Alguns desses pensamentos voltavam de tempos em tempos como se estivessem em órbita em torno de sua consciência e outros eram novos e o surpreendiam inteiramente: “Como não pensei nisso antes?”; esses talvez só tivessem uma órbita maior e dando o tempo necessário reapareceriam. Alguns outros pareciam ser capturados pela gravidade da consciência, porque depois que surgiam uma primeira vez, voltavam com certa regularidade. Um deles foi a impressão que não havia mais nada a ser feito de relevante em toda sua vida! Esta impressão o fez pensar, em várias épocas da vida, sobretudo após realizar coisas marcantes, que a sua parte já tinha sido concluída e o resto dos seus dias seria um longo e inútil marasmo. Agora pensa nisso com um ar resignado que, se existe mesmo algo a ser terminado, este término é bem mais uma imposição constatada do que um simples pensamento ou sensação. Como poderia ter lhe passado alguma vez pela cabeça que sua parte já estava terminada? Pondera agora quase com tristeza que tudo isso era um luxo desnecessário e um grande desperdício de energia. Ele apoiou os braços na pia e deu um sorriso sem abrir a boca olhando-se no espelho; estava pensando nisso de novo, mas não podia ficar triste porque ainda tinha a dúvida de estar tendo mais um pensamento luxuoso. O que pensaria nos seus últimos segundos?
Lembrou-se de uma estudante que conhecera quando começava a deixar os anos de juventude e os aniversários já passavam a ser momentos de reflexão.
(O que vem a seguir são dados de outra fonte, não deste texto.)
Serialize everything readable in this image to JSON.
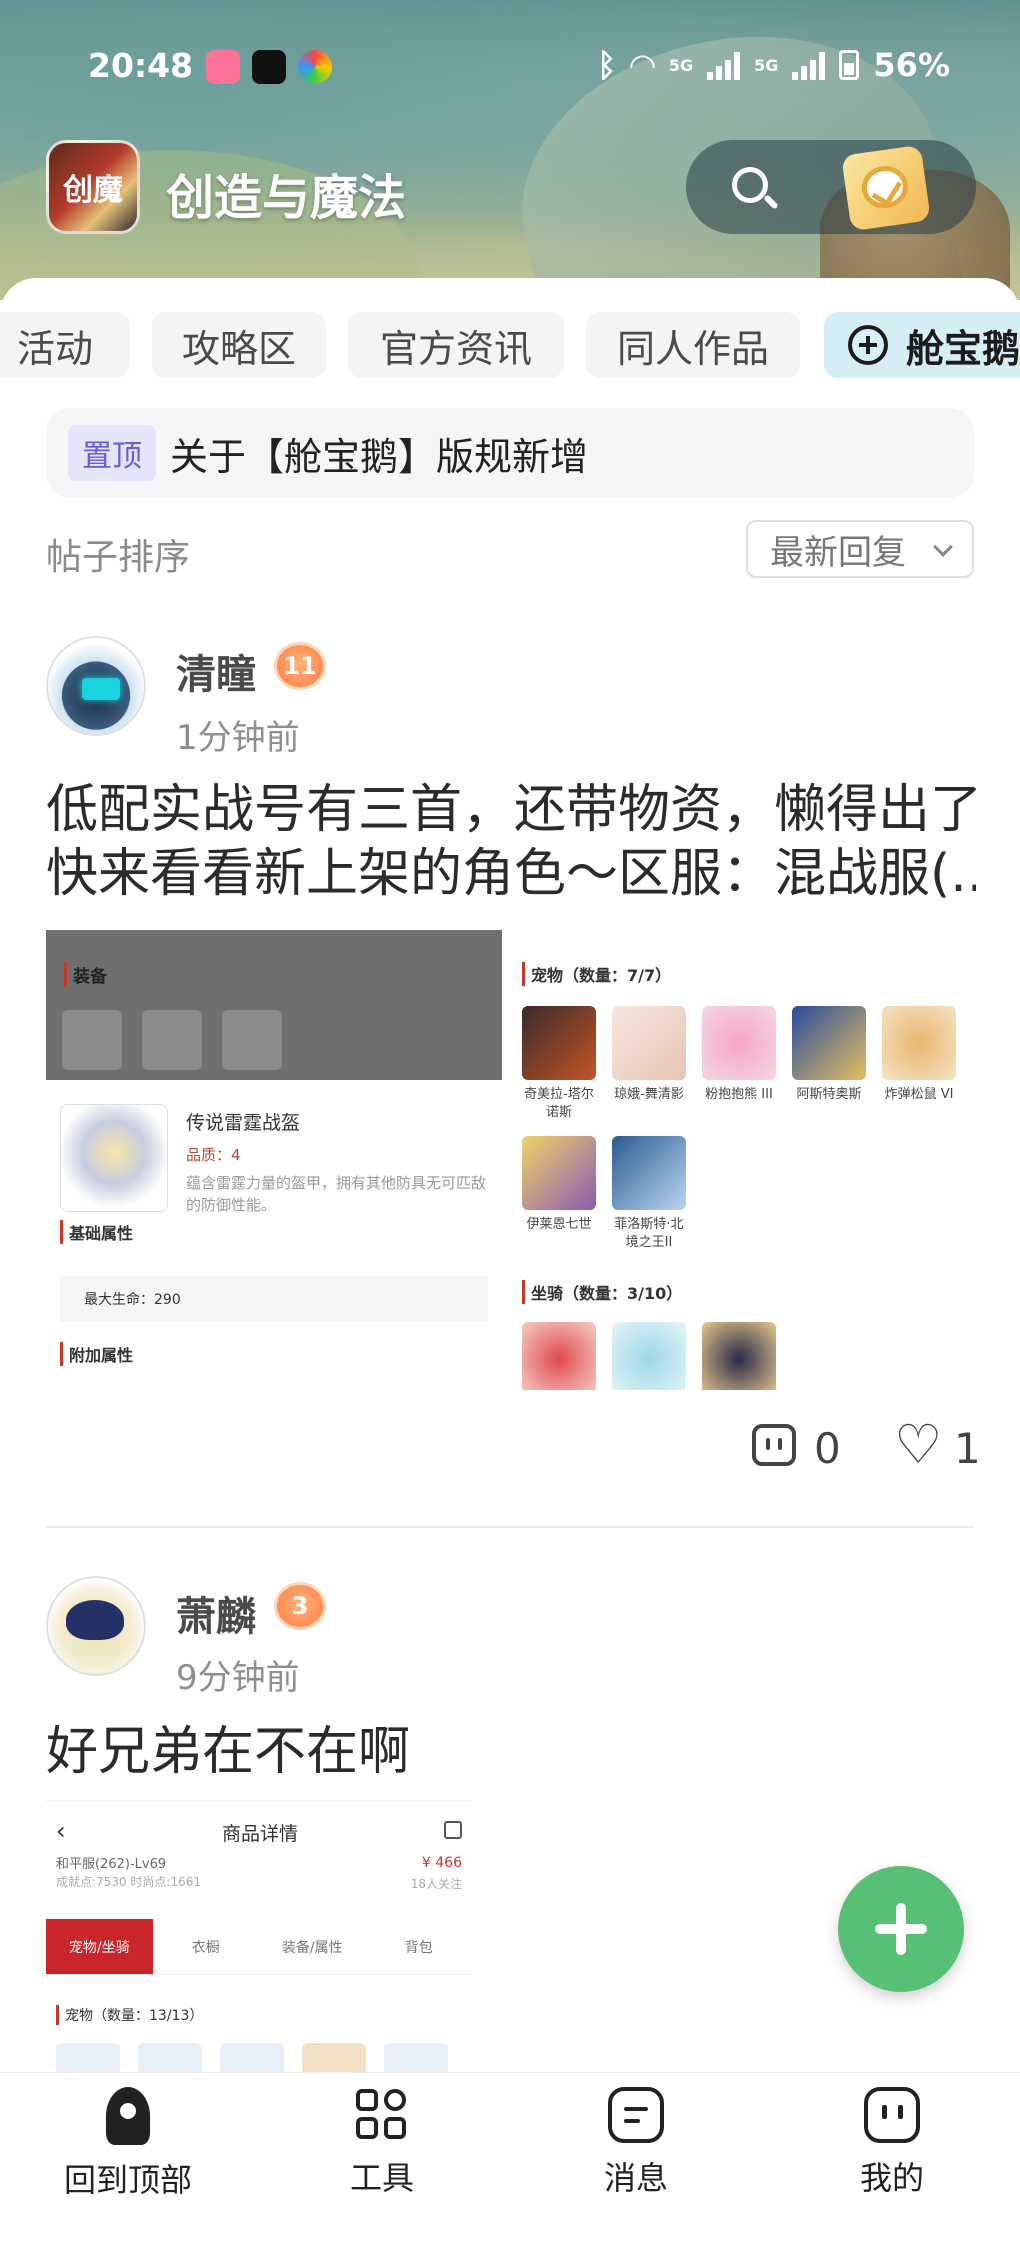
{
  "status_bar": {
    "time": "20:48",
    "network_1": "5G",
    "network_2": "5G",
    "battery": "56%"
  },
  "header": {
    "app_title": "创造与魔法",
    "logo_text": "创魔"
  },
  "tabs": [
    {
      "label": "活动"
    },
    {
      "label": "攻略区"
    },
    {
      "label": "官方资讯"
    },
    {
      "label": "同人作品"
    },
    {
      "label": "舱宝鹅",
      "active": true
    }
  ],
  "pinned": {
    "badge": "置顶",
    "text": "关于【舱宝鹅】版规新增"
  },
  "sort": {
    "label": "帖子排序",
    "selected": "最新回复"
  },
  "posts": [
    {
      "username": "清瞳",
      "level": "11",
      "time": "1分钟前",
      "text_line1": "低配实战号有三首，还带物资，懒得出了",
      "text_line2": "快来看看新上架的角色～区服：混战服(...",
      "comments": "0",
      "likes": "1",
      "screenshot": {
        "equip_title": "装备",
        "item_name": "传说雷霆战盔",
        "quality": "品质：4",
        "description": "蕴含雷霆力量的盔甲，拥有其他防具无可匹敌的防御性能。",
        "base_attr_title": "基础属性",
        "base_attr_row": "最大生命：290",
        "extra_attr_title": "附加属性",
        "pets_title": "宠物（数量：7/7）",
        "pets": [
          "奇美拉-塔尔诺斯",
          "琼娥-舞清影",
          "粉抱抱熊 III",
          "阿斯特奥斯",
          "炸弹松鼠 VI",
          "伊莱恩七世",
          "菲洛斯特·北境之王II"
        ],
        "mounts_title": "坐骑（数量：3/10）"
      }
    },
    {
      "username": "萧麟",
      "level": "3",
      "time": "9分钟前",
      "text_line1": "好兄弟在不在啊",
      "screenshot": {
        "back": "‹",
        "title": "商品详情",
        "line1": "和平服(262)-Lv69",
        "line2": "成就点:7530   时尚点:1661",
        "price": "¥ 466",
        "price_sub": "18人关注",
        "tabs": [
          "宠物/坐骑",
          "衣橱",
          "装备/属性",
          "背包"
        ],
        "pets_title": "宠物（数量：13/13）"
      }
    }
  ],
  "bottom_nav": [
    {
      "label": "回到顶部"
    },
    {
      "label": "工具"
    },
    {
      "label": "消息"
    },
    {
      "label": "我的"
    }
  ]
}
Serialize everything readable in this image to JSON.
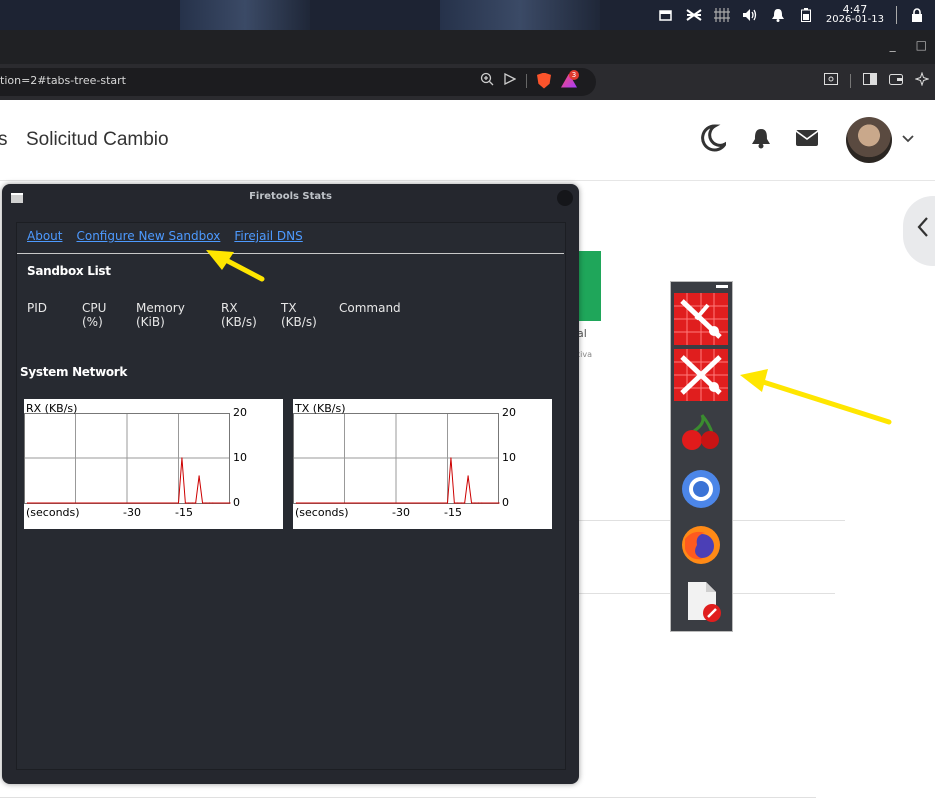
{
  "os_bar": {
    "time": "4:47",
    "date": "2026-01-13",
    "tray_icons": [
      "window-icon",
      "shuffle-icon",
      "network-icon",
      "volume-icon",
      "notification-bell-icon",
      "battery-icon",
      "lock-icon"
    ]
  },
  "browser": {
    "url_fragment": "tion=2#tabs-tree-start",
    "rewards_badge": "3",
    "window_controls": [
      "_",
      "□"
    ]
  },
  "page": {
    "title_prefix": "s",
    "title": "Solicitud Cambio",
    "fragment_1": "al",
    "fragment_2": "tiva"
  },
  "firetools": {
    "window_title": "Firetools Stats",
    "links": [
      "About",
      "Configure New Sandbox",
      "Firejail DNS"
    ],
    "sandbox_list_heading": "Sandbox List",
    "columns": [
      {
        "line1": "PID",
        "line2": ""
      },
      {
        "line1": "CPU",
        "line2": "(%)"
      },
      {
        "line1": "Memory",
        "line2": "(KiB)"
      },
      {
        "line1": "RX",
        "line2": "(KB/s)"
      },
      {
        "line1": "TX",
        "line2": "(KB/s)"
      },
      {
        "line1": "Command",
        "line2": ""
      }
    ],
    "system_network_heading": "System Network",
    "graphs": [
      {
        "caption": "RX (KB/s)",
        "y_ticks": [
          "20",
          "10",
          "0"
        ],
        "x_ticks": [
          "(seconds)",
          "-30",
          "-15"
        ]
      },
      {
        "caption": "TX (KB/s)",
        "y_ticks": [
          "20",
          "10",
          "0"
        ],
        "x_ticks": [
          "(seconds)",
          "-30",
          "-15"
        ]
      }
    ]
  },
  "chart_data": [
    {
      "type": "line",
      "title": "RX (KB/s)",
      "xlabel": "(seconds)",
      "ylabel": "",
      "x": [
        -59,
        -15,
        -14,
        -13,
        -12,
        -11,
        -10,
        -9,
        -8,
        -7,
        -6,
        -5,
        0
      ],
      "series": [
        {
          "values": [
            0,
            0,
            10,
            0,
            0,
            0,
            0,
            6,
            0,
            0,
            0,
            0,
            0
          ]
        }
      ],
      "ylim": [
        0,
        20
      ],
      "grid": true
    },
    {
      "type": "line",
      "title": "TX (KB/s)",
      "xlabel": "(seconds)",
      "ylabel": "",
      "x": [
        -59,
        -15,
        -14,
        -13,
        -12,
        -11,
        -10,
        -9,
        -8,
        -7,
        -6,
        -5,
        0
      ],
      "series": [
        {
          "values": [
            0,
            0,
            10,
            0,
            0,
            0,
            0,
            6,
            0,
            0,
            0,
            0,
            0
          ]
        }
      ],
      "ylim": [
        0,
        20
      ],
      "grid": true
    }
  ],
  "launcher": {
    "tools": [
      "firetools-config-icon",
      "firetools-tools-icon",
      "cherrytree-icon",
      "chromium-icon",
      "firefox-icon",
      "file-edit-icon"
    ]
  },
  "colors": {
    "accent_link": "#4d9aff",
    "annotation_arrow": "#ffe600",
    "tool_red": "#e01e1e",
    "graph_line": "#cc0000"
  }
}
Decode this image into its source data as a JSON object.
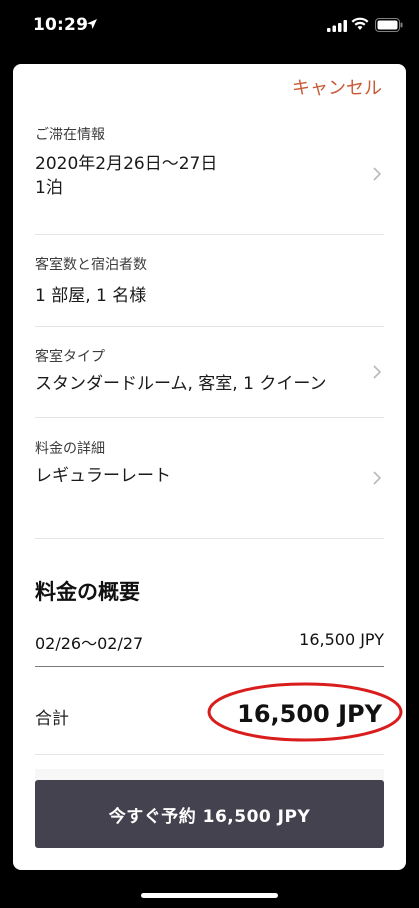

Ela costumava dizer que só não gostavam da própria idade e dos aniversários aqueles que não haviam tido experiências suficientemente satisfatórias, boas ou ruins. A estudante, mais jovem e cheia de observações mordazes, comentou simplesmente que as pessoas mais velhas demonstram uma maior capacidade de sobrevivência, então o velho abriu um largo sorriso imaginando o que a jovem estudante diria se o visse agora. Ele já havia superado seus dois avôs e já estava empatado com seu pai e bisavô materno em longevidade, já se considerando um homem com grande capacidade de sobrevivência. Tudo bem que as inconveniências dos corpos velhos existiam, porém ele as manejava com discrição, evitando situações que pudessem evidenciar sua fraqueza na coluna ou então ingerindo somente alimentos que colaborassem com suas vísceras. Ele sabia que ser discreto neste sentido significava desligar-se de uma parte do convívio social, mas se esforçava para manter esta situação sob controle. O velho desejava gozar sua capacidade de sobrevivência vivendo o mais normalmente possível até o fim.
Em uma de suas viagens Gulliver vai parar num país onde existem pessoas imortais. A sua primeira reação foi ficar maravilhado e eufórico com as infinitas possibilidades deste dom. Viver eternamente, conhecendo todas as culturas e aprendendo sobre tudo, uma chance sem comparações de viver com toda intensidade, aproveitando tudo o que existe. Esta euforia dura até encontrar um cidadão imortal e ver suas enormes limitações. Neste país os imortais não morrem, porém envelhecem. Envelhecem tanto ao ponto de não entenderem mais a língua corrente, não entendem as novas regras sociais, as gírias e todas outras mudanças e novidades que são normais ao transcorrer do tempo. Eles também possuem grandes problemas de memória, esquecendo de quase tudo que já lhes aconteceu, de pessoas que conheceram, o que aprenderam. Os jovens não confiam mais nos imortais velhos e até mesmo seus bens precisavam ser administrados por outros, geralmente contra sua vontade e aos poucos os imortais iam sendo esquecidos numa vida extremamente solitária. Por não conseguirem mais conversar nem fazer quase nada, ficavam vagando pelas ruas sozinhos e, se olhássemos em seus olhos, talvez notaríamos que para eles a sua própria existência estava morta.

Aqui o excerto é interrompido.